I went crying to my mommy for comfort.

Obviously you see how distraught I must have been to take such a step but it is hard to be logical when your emotions have taken over.

Her response was very reassuring and supportive...

"Shame on him!" she said.

Yeah. I thought. Shame on him for hurting me and not preparing me for this shock. Shame on him for allowing me to continue thinking our friendship was salvageable when he obviously felt it was not.

Whew. Thanks Mom.

Now what I should have done, was quit while I was ahead. But no, I never learn. I let her pour me a cup of coffee and she went on.

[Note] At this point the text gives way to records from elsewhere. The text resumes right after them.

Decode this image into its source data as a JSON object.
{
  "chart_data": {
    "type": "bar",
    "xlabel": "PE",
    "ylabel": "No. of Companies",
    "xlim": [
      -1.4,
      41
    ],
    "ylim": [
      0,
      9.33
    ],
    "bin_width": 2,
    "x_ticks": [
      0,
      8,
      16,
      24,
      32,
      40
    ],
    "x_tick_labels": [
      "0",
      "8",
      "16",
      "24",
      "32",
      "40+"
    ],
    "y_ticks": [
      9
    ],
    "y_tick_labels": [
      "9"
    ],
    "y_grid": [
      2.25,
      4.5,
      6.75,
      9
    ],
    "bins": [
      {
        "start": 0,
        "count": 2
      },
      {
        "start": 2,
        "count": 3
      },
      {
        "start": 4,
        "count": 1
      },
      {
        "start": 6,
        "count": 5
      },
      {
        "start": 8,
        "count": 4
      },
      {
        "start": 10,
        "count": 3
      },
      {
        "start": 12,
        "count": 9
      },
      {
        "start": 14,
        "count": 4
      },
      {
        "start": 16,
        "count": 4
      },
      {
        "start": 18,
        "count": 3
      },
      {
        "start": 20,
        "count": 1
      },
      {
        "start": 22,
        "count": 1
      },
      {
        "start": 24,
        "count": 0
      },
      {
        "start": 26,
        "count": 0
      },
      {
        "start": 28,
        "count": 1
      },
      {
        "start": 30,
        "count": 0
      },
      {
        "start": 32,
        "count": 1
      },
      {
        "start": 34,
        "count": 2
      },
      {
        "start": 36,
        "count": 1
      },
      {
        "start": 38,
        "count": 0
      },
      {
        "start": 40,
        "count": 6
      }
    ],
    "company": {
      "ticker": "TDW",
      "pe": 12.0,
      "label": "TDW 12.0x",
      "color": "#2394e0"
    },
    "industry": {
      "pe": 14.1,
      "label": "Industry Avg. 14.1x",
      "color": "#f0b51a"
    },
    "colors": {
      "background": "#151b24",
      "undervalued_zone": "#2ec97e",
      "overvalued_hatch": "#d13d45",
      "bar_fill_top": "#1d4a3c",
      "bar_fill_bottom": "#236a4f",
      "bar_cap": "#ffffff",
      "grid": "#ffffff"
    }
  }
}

"Of course it is your own fault. You never did show the loyalty to him that you should have. You consistently make bad choices and then wonder why things backfire in your face. You don't give people the attention they deserve and expect them to just stick around for more abuse." Blah- Blah- Yada- Yada- you suck-

Sigh. Thanks Mom. Say Hi to Dad.

17 comments:

The Girl said...

YIKES honey....I'll just say shame on him and stop there ! Hope your feeling a little better.

Karen said...

So sorry. Being hurt doesn't get any easier when we get older.

The Dish said...

Sorry Mom is such a buzz kill... And sorry you were hurt!

J Fab said...

Yeah... I quit going to mom a long time ago... Now, I go to Elle! She is a wnderful listener and she doesn't judge. No matter what.

Evil Twin's Wife said...

I have a close friend I go to for compassionate conversation. My mom was much like yours - and that woman could hold a grudge forever, so if I told her something hurtful someone had done, she would hate that person forever, while I was just "venting", ya know?

Libby said...

yeah, obviously, you've now found out it's not a good idea to go to mom for comfort and sympathy when we get to be this age. hmmm...i'm really sorry, you know. although it's a good lesson for you to learn about what anna's going to want in her future, as far as how you want her treated!

Christine said...

Good point Lib. Jimmy is constantly amazed at his granny and how I survived her. Of course he plays her like a violin being the golden child but even he notices that she can be nutz.

Shiny Rod said...

Sorry to hear that Christine. I know your pain all to well. I pour my heart out when I think someone is receptive jus to see it dashed upon the shores of despare. Karen, you are so correct, the older you get the more it seems to hurt. It also gets harder to put yourself out there again but you do in hope that the next one will be the person who loves and supports you through whatever may come. I did it twice and got kick in the proverbial, well you know so now I play things as they come. I see no interest, I back off. i gets better as you move past it. Cheers, chin up, now go out there and try it again.

Coffeypot said...

I can't say anything that will make you feel better, but, if you want, I'll track down the son-of-a-bitch and kill him slowely for you. Or worse...make him live with my ex for the rest of his life.

Shiny Rod said...

Coffeypot - I think they consider that cruel and inhuman punishment.

Christine said...

Wow. thanks guys. This is really nice. I'll survive. There are worst things than an ouchy heart and a bruised ego.

Although CP offer is tempting... How much would a thing like that cost? lol

GiGi said...

I have to learn to stop going to my mom, too....its always the same old shit. Sorry to hear about your troubles....{{hug}}

Shiny Rod said...

I posted the response to your question on my site. Thanks Christine

Special K said...

Ouch! Damn it, nothing like a bruised heart! :( (((HUGS))) I feel ya!

So Single said...

Really sorry an important person let you down. That is the worst feeling.

I rarely talk to my mom about that kind of stuff, although we have grown closer in the last few years. We are just so different.

I say find a great close friend to talk to. You are close to your sis as well.

I hope you feel better soon.

Christine said...

Vm: Can always talk to sis and sister in law..yup. Also have two lifelong friends. But then what would I have to blog about? Besides..everyone needs a smack down every once in a while and honestly, Mom was right. (Ssshhhh)

Coffeypot said...

How much would it cost? Twenty to twenty five years. In my case that would be life.